Now gutenberg.org is a really cool place to browse; their mission is to provide free online access to softcopy of as many public domain texts as the public is willing to obtain, scan, proofread, and submit. Gutenberg, of course, is famous for the invention of movable type, and for printing bibles. Regarding christian printing, however, I have found an online resource that may be a more worthwhile of the Gutenberg name and legacy!
In my previous short post, when Williamson says "as Calvin did", he refers to Calvin's A Harmony of the Law, a four-volume work on Exodus — Deuteronomy. Four books = four volumes is merely a coincidence, as the work is organized by the Ten Commandments, with the rest of the Law sliced and diced into his judgement of which Commandment each individual Law demonstrates. Looking around on the web, I discovered that the complete texts for all four volumes (1 2 3 4) are available online from the Christian Classics Ethereal Library (as well as for Calvin's commentaries on all of the books of the bible, (as well as the apparently complete works of Calvin (as well as as the work of other theologians starting with 'C' (heck, the whole alphabet's in there!)))). Not only can the works be read online, in HTML, but each work has an "About this book" link that contains links to downloadable .rtf or .xml versions as well! How cool is that?

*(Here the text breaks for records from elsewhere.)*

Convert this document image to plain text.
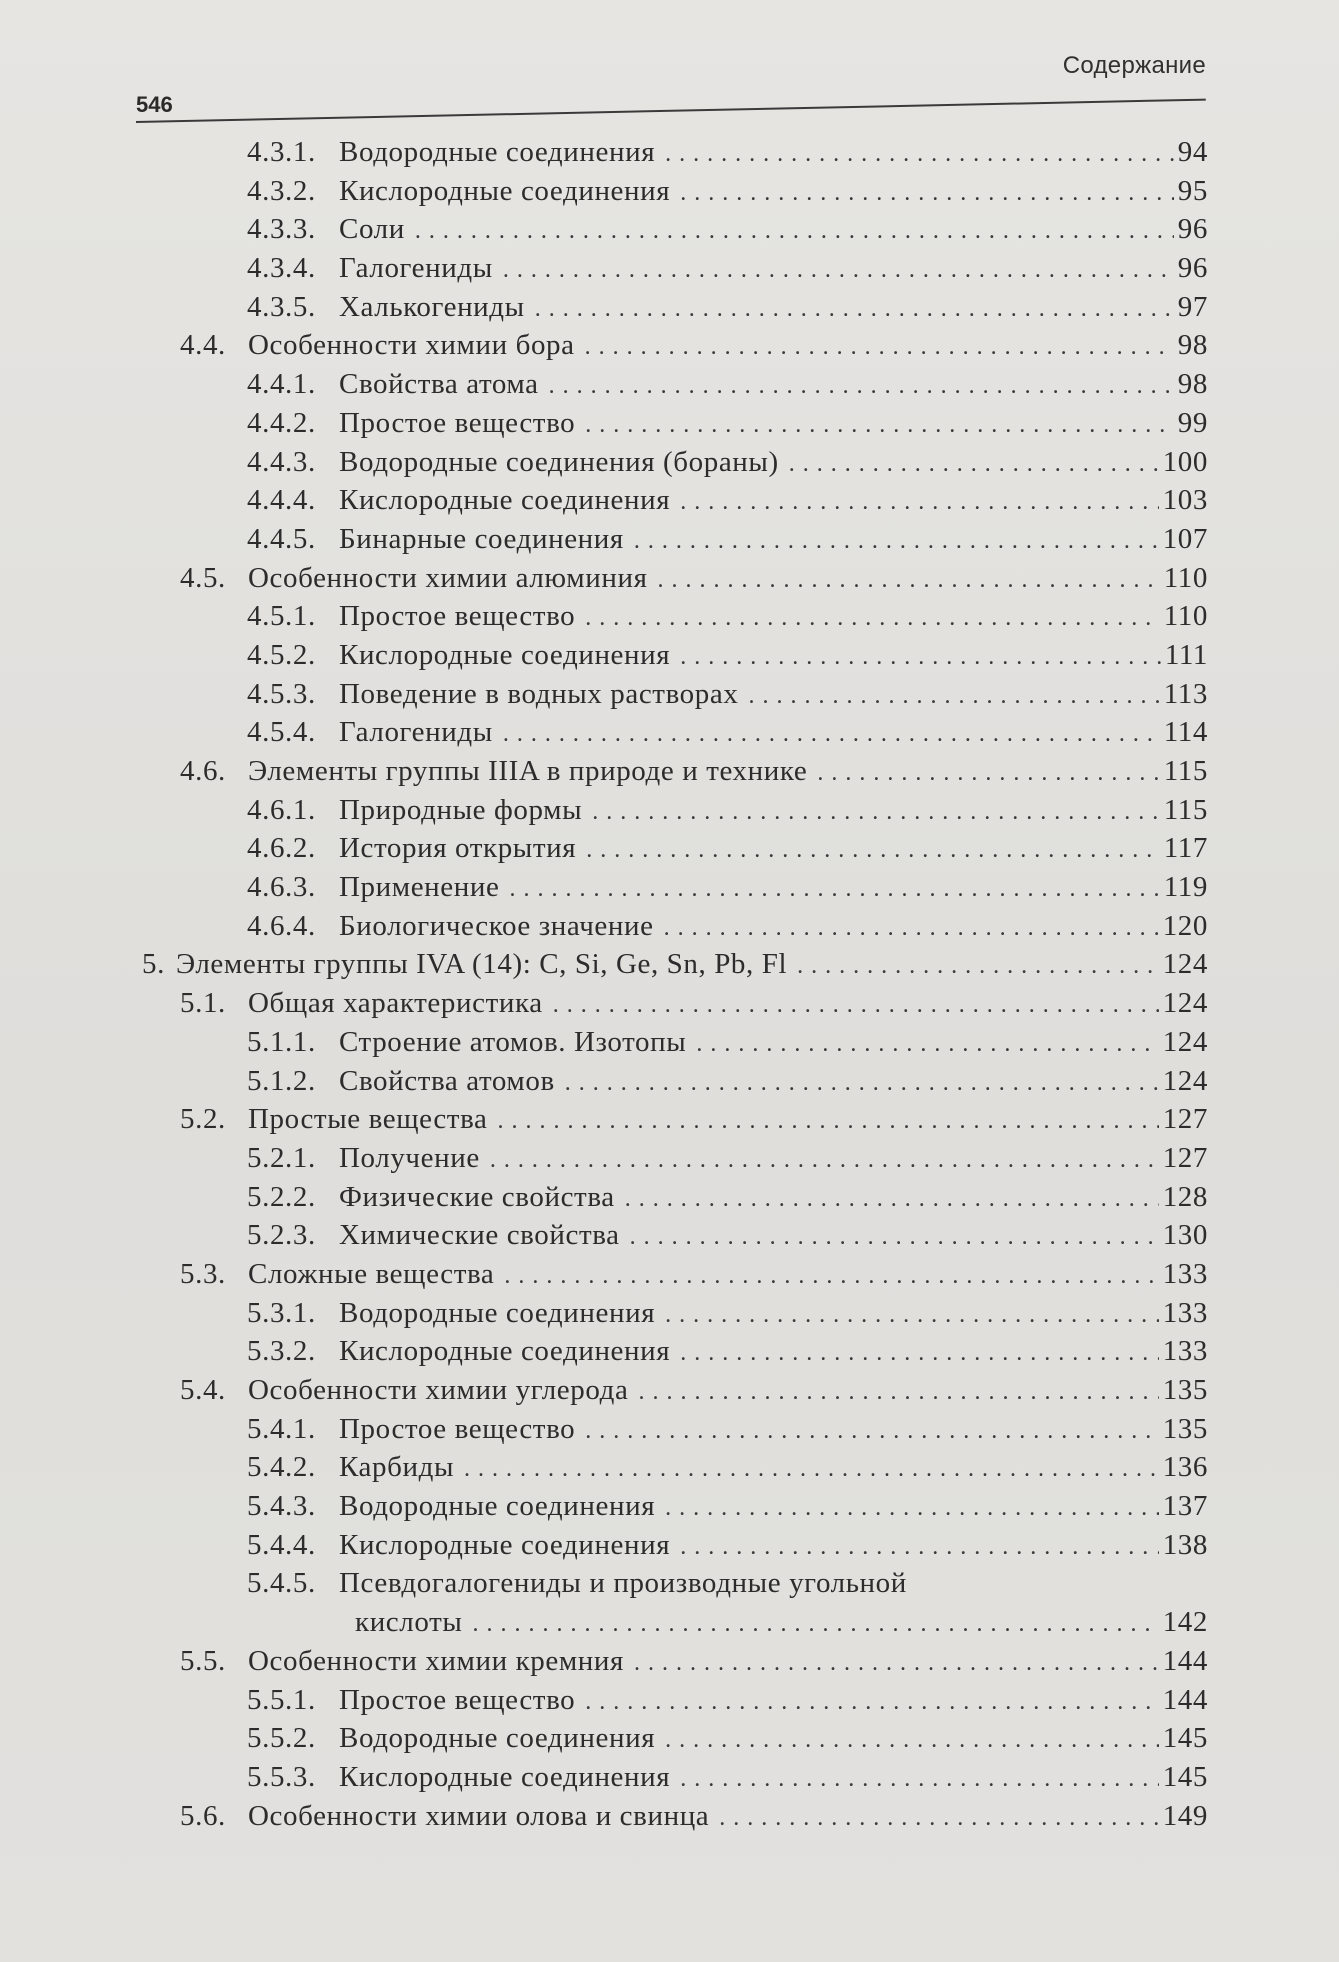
Содержание
546
4.3.1. Водородные соединения . . .	94
4.3.2. Кислородные соединения . . .	95
4.3.3. Соли . . .	96
4.3.4. Галогениды . . .	96
4.3.5. Халькогениды . . .	97
4.4. Особенности химии бора . . .	98
4.4.1. Свойства атома . . .	98
4.4.2. Простое вещество . . .	99
4.4.3. Водородные соединения (бораны) . . .	100
4.4.4. Кислородные соединения . . .	103
4.4.5. Бинарные соединения . . .	107
4.5. Особенности химии алюминия . . .	110
4.5.1. Простое вещество . . .	110
4.5.2. Кислородные соединения . . .	111
4.5.3. Поведение в водных растворах . . .	113
4.5.4. Галогениды . . .	114
4.6. Элементы группы IIIA в природе и технике . . .	115
4.6.1. Природные формы . . .	115
4.6.2. История открытия . . .	117
4.6.3. Применение . . .	119
4.6.4. Биологическое значение . . .	120
5. Элементы группы IVA (14): C, Si, Ge, Sn, Pb, Fl . . .	124
5.1. Общая характеристика . . .	124
5.1.1. Строение атомов. Изотопы . . .	124
5.1.2. Свойства атомов . . .	124
5.2. Простые вещества . . .	127
5.2.1. Получение . . .	127
5.2.2. Физические свойства . . .	128
5.2.3. Химические свойства . . .	130
5.3. Сложные вещества . . .	133
5.3.1. Водородные соединения . . .	133
5.3.2. Кислородные соединения . . .	133
5.4. Особенности химии углерода . . .	135
5.4.1. Простое вещество . . .	135
5.4.2. Карбиды . . .	136
5.4.3. Водородные соединения . . .	137
5.4.4. Кислородные соединения . . .	138
5.4.5. Псевдогалогениды и производные угольной
кислоты . . .	142
5.5. Особенности химии кремния . . .	144
5.5.1. Простое вещество . . .	144
5.5.2. Водородные соединения . . .	145
5.5.3. Кислородные соединения . . .	145
5.6. Особенности химии олова и свинца . . .	149
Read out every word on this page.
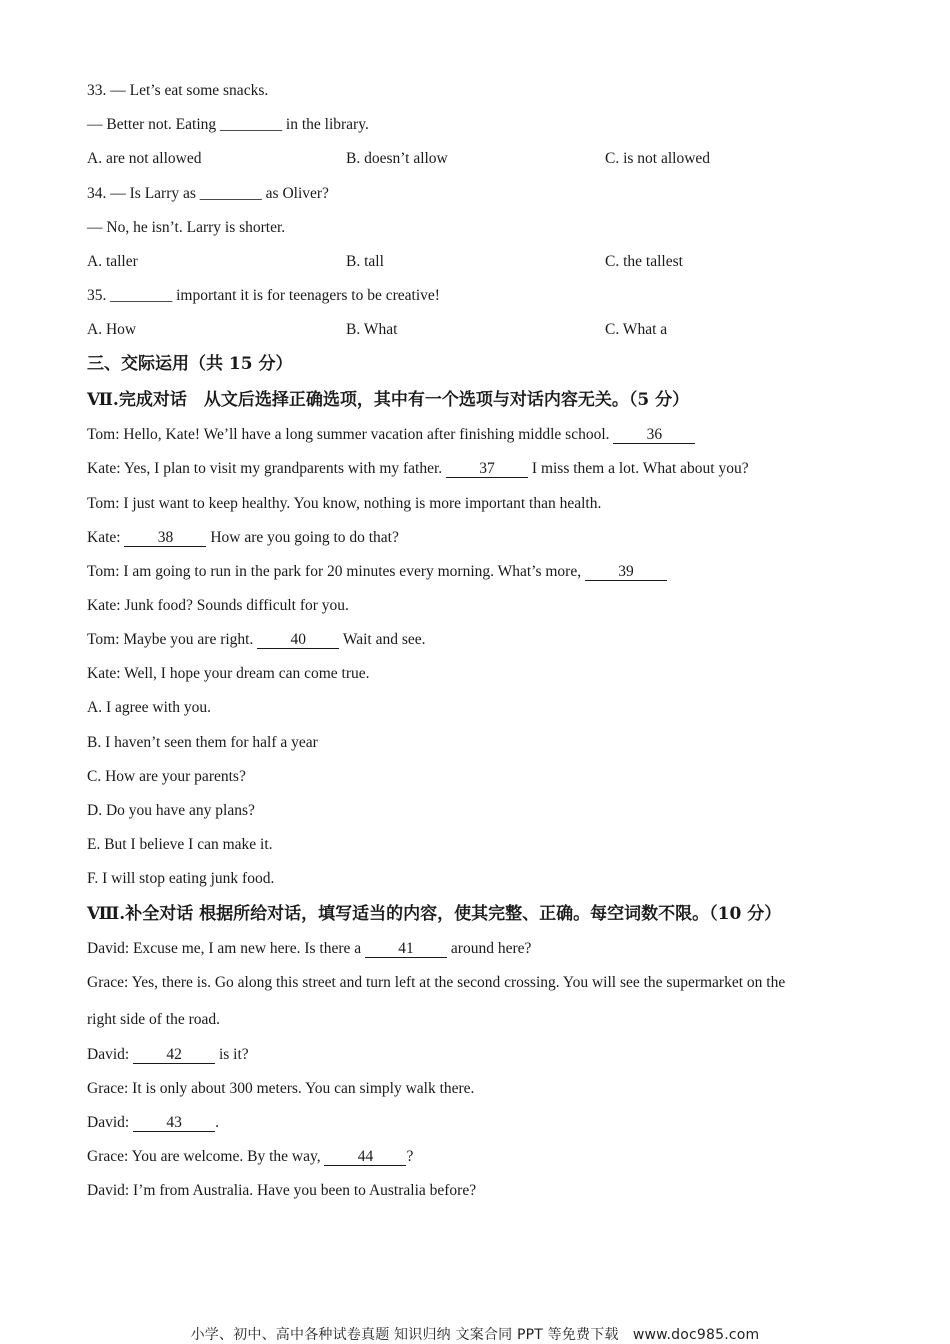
33. — Let’s eat some snacks.
— Better not. Eating ________ in the library.
A. are not allowed	B. doesn’t allow	C. is not allowed
34. — Is Larry as ________ as Oliver?
— No, he isn’t. Larry is shorter.
A. taller	B. tall	C. the tallest
35. ________ important it is for teenagers to be creative!
A. How	B. What	C. What a
三、交际运用（共 15 分）
Ⅶ.完成对话　从文后选择正确选项，其中有一个选项与对话内容无关。（5 分）
Tom: Hello, Kate! We’ll have a long summer vacation after finishing middle school. 36
Kate: Yes, I plan to visit my grandparents with my father. 37 I miss them a lot. What about you?
Tom: I just want to keep healthy. You know, nothing is more important than health.
Kate: 38 How are you going to do that?
Tom: I am going to run in the park for 20 minutes every morning. What’s more, 39
Kate: Junk food? Sounds difficult for you.
Tom: Maybe you are right. 40 Wait and see.
Kate: Well, I hope your dream can come true.
A. I agree with you.
B. I haven’t seen them for half a year
C. How are your parents?
D. Do you have any plans?
E. But I believe I can make it.
F. I will stop eating junk food.
Ⅷ.补全对话 根据所给对话，填写适当的内容，使其完整、正确。每空词数不限。（10 分）
David: Excuse me, I am new here. Is there a 41 around here?
Grace: Yes, there is. Go along this street and turn left at the second crossing. You will see the supermarket on the
right side of the road.
David: 42 is it?
Grace: It is only about 300 meters. You can simply walk there.
David: 43 .
Grace: You are welcome. By the way, 44 ?
David: I’m from Australia. Have you been to Australia before?
小学、初中、高中各种试卷真题 知识归纳 文案合同 PPT 等免费下载　www.doc985.com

So here's my plan. After downloading the .xml and deciphering its structure, it should be a cinch (using Perl) to extract a listing of scripture references that Calvin organized under each of the Ten Commandments. And from there it is also a cinch to reverse that into an index of the Pentateuch, and how each passage is organized by Commandment. And finally, it will be only a little more than a cinch to generate HTML (with every scripture reference linked over to BibleGateway.com) that presents these references in both directions (by Commandment, by Reference), and post it as a static page on Blogorrhea.
Hopefully, I can whip this project together in just a few days, so keep your eyes (or RSS feed readers) peeled!